Now, once the genie of messianic nationalism is out of bottle, there is no way of getting it back in. From Kahana, to Baruch Goldstein, to Rabin’s assassin, the ideology of Rav Tzvi Yehuda was an inspiration for those who refused to compromise, accommodate, or make any concessions to Palestinian aspirations. Whether Rav Tzvi Yehuda was right or wrong is open to debate. That is not the issue I am interested in here. What I find sad is that those very forces unleashed by Merkaz, which suddenly expanded exponentially and moved from its old, cramped building in the centre of town to a new campus in Givat Shaul where it is today, became the hub of the Nationalist Movement. From being a marginal influence on Israeli life, suddenly it and its pupils became incredibly influential. The Mizrahi party completely lost its moderation and moved further and further to an extreme position. It is probably true to say that this sector of Israeli society now represents an ideological elite that has enormous influence in politics and in the army where they are regarded as the fighting elite, where once the kibbutz movement was.

So, it is significant that the perpetrator of the massacre chose Merkaz. Of course, it could be an accident that the terrorist movement found someone to exploit who had convenient access just to this yeshiva. But Merkaz is the icon of diehard nationalism. What could be a more symbolic target?
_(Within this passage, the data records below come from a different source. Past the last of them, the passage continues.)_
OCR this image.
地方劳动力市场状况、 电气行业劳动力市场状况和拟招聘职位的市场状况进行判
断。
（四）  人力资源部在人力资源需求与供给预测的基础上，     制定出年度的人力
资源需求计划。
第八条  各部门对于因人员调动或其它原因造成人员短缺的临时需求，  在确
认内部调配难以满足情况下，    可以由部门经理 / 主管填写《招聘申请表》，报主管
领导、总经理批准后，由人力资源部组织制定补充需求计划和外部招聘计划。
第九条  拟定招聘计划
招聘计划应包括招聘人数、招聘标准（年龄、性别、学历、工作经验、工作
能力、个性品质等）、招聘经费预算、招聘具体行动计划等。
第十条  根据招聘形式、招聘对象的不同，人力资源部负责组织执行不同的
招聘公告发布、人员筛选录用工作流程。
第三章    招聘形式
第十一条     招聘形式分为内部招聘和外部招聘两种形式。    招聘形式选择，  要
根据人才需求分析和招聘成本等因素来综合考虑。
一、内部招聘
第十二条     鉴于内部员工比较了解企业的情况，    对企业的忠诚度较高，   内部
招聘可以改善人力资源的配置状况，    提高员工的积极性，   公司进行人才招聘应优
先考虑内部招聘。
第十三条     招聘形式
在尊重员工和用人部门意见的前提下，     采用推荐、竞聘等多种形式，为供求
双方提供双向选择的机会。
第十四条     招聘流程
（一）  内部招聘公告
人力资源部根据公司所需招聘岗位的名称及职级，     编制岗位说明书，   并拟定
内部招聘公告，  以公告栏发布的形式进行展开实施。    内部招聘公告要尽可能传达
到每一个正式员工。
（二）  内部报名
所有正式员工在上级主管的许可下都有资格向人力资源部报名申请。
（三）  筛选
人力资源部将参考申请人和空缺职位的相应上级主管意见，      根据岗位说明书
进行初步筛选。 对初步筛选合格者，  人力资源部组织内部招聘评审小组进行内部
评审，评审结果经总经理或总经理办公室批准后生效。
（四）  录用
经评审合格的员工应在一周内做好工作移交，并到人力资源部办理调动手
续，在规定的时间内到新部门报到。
Of course, what it will do is to strengthen the hands of the rejectionists, of those who want no peace, no compromise, and are ready to fight to the bitter end. Maybe that was the intention of Arab rejectionists of all colors.

The religious nationalists may in the end prove to be the victors. There may be no other way. But if they are, it will be a Pyrrhic victory, for all that violence ever brings is more violence. However, if the only way to stay in one’s own home is to fight, if Hamas and Hezbollah want total destruction (as they say they do, and why should one not believe them), then what else can one do?

They died studying Torah. It sounds nobler to me than going out to kill, dreaming of seventy-two virgins.